Auditory Steady-State Response (ASSR) is a translational EEG biomarker of the brain’s ability to process sensory information. 40Hz ASSR responses are specifically lowered in patients and rodent models of schizophrenia, making it relevant to evaluate antipsychotic drugs potential.
Breaking it down:
Sensory information Integration and processing by the brain are altered in several neurological and psychiatric disorders, especially in schizophrenia.
This integration of sensory information can be monitored using EEG in the auditory cortex. Several experimental protocols are commonly used in the clinic on human patients.
That includes the use of Auditory Event-Related Potential (AERP) protocols, which consists in stimulating the auditory cortex with one single short noise (a click) then recording the resulting cortical response, characterized by typical positive and negative deflections, well described in the clinical litterature.
Another type of auditory stimulation protocol is the Auditory Steady-State Response (ASSR).
ASSRs consist in cortical electrophysiological oscillations entrained to the frequency and phase of a periodic auditory stimulus presented at a rhythm in the gamma range (that is, 30-80Hz).
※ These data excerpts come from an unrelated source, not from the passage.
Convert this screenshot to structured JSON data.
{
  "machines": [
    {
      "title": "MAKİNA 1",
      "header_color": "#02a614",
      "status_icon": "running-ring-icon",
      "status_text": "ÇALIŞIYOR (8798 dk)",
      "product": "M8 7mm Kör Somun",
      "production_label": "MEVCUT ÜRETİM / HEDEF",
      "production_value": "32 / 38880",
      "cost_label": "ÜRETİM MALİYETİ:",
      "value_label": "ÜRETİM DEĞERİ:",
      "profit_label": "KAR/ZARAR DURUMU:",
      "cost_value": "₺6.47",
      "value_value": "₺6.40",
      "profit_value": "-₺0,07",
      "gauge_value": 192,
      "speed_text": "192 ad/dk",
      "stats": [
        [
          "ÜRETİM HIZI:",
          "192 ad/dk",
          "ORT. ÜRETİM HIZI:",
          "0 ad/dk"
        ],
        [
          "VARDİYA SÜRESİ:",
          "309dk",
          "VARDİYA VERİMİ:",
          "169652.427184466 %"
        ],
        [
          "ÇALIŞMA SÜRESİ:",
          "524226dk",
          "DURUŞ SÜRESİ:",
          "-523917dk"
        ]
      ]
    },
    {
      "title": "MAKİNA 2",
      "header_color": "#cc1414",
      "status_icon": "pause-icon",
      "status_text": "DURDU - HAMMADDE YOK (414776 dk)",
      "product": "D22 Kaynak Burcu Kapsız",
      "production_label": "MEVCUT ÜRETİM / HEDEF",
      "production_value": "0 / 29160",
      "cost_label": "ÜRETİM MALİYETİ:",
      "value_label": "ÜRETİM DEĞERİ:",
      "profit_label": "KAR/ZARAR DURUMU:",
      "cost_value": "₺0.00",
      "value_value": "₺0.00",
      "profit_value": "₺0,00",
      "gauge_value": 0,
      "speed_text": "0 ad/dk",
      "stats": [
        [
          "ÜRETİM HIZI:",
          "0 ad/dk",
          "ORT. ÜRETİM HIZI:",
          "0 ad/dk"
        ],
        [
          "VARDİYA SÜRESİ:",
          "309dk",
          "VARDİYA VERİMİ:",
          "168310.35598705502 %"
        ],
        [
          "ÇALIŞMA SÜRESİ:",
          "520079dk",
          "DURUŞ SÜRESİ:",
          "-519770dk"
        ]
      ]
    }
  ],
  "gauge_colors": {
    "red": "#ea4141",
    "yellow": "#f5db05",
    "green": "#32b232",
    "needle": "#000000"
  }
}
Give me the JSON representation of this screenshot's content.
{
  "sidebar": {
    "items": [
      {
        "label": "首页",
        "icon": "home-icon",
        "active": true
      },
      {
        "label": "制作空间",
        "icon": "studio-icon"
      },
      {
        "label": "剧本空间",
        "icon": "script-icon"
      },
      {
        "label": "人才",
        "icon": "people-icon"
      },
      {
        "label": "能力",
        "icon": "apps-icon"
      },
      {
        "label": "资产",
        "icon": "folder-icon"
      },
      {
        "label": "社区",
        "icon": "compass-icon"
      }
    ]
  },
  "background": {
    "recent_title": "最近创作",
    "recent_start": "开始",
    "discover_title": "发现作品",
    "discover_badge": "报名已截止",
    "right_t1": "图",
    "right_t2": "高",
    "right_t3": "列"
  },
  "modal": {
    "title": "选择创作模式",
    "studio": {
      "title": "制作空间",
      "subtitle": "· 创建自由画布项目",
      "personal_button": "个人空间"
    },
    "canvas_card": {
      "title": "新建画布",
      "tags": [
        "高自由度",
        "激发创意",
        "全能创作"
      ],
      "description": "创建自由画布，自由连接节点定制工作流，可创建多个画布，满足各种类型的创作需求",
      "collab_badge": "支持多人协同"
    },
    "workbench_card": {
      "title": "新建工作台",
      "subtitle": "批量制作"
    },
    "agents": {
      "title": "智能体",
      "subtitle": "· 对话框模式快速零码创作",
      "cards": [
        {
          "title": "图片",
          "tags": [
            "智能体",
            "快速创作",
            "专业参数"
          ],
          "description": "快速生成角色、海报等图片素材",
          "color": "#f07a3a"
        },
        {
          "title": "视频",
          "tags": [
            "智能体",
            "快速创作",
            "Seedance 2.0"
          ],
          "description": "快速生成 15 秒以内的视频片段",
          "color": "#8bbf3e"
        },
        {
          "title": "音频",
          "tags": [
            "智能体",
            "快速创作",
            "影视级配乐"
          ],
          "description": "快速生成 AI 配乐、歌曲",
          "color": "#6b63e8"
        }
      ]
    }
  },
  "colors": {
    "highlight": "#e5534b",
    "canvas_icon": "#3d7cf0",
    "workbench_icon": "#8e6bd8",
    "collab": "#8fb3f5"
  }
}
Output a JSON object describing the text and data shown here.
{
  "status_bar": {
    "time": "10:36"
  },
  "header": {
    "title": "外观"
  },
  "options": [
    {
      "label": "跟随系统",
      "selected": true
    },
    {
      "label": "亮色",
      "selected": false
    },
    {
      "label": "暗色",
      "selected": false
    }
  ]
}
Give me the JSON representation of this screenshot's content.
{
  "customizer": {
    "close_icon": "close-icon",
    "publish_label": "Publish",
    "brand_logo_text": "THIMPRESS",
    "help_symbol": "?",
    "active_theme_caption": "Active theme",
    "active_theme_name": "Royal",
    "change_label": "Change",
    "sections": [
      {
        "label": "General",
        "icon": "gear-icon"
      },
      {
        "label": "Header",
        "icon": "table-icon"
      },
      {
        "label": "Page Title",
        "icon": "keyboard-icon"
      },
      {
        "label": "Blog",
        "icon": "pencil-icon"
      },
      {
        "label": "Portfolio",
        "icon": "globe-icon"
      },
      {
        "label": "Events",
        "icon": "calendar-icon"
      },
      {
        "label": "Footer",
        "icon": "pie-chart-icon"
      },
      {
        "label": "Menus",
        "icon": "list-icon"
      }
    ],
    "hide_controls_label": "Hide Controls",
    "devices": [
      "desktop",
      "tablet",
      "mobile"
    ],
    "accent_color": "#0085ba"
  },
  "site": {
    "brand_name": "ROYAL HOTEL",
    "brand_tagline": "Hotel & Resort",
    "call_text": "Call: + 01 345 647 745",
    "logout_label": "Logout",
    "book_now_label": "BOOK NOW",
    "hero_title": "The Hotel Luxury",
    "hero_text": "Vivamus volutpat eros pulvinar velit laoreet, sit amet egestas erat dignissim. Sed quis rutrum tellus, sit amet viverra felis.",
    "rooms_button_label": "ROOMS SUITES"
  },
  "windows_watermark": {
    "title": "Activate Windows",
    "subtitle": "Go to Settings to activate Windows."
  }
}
ASSR protocol consists in stimulating the auditory cortex by a train of clicks (usually for 0.5 to 2 s) with a fixed inter-click interval (Brenner et al., 2009). After an initial response lasting ~250 ms, the train rapidly entrains the cortical activity to the stimulation frequency and phase of the stimulus.
ASSRs are believed to reflect the interplay between cortical pyramidal neurons and parvalbuminergic interneurons. Consistent with the theory of imbalance between cortical excitation and inhibition in schizophrenia, patients show reduced power and phase locking, to stimulations presented at 40Hz.
From the steady-state oscillation evoked by the ASSR stimulus, an entrainment power can be extracted, usually measured at the stimulation frequency (± 5 Hz) where the entrainment peaks. Two different calculations can be applied. The total power measures the total EEG power comprised in the frequency band. The evoked power measures the power of the activity that is phase-locked with the stimulation. Another calculation compares the inter-trial coherence (ITC), and was developed more recently to evaluate the phase-locking of the signal (Delorme and Makeig, 2004).
Testing with EEG the ability of the auditory cortex to follow a continuous stimulation provides a noninvasive method to determine the characteristic of its response to stimulus.
In particular, modulations of the ASSR has been studied in schizophrenia, in which auditory hallucinations and delusions is a diagnostic criterion. ASSR responses at 40 Hz have been shown to be reduced in power and phase-locking in schizophrenic patients (Kwon et al., 1999; O’Donnel et al., 2013; Sun et al., 2018).
Additionally, multiple neurotransmitter receptors and other molecules are known to impact auditory information processing, allowing these measurements to be used as target engagement biomarkers, i.e. to assess whether experimental compounds are interacting with their target molecule.
At SynapCell, we have developed an ASSR protocol in rodents (example below shows reduced 40Hz ASSR power in the MAP6+/- mouse model of schizophrenia).
Our paradigm reproduces the clinical protocol by recording the EEG response to a train of clicks in the parietal auditory cortex and in the frontal associative cortex. Recording at these two brain levels allows evaluating the processing of auditory information at two different stages, which enables to evaluate the effect of drug candidates in a translational biomarker equivalent to a clinical protocol.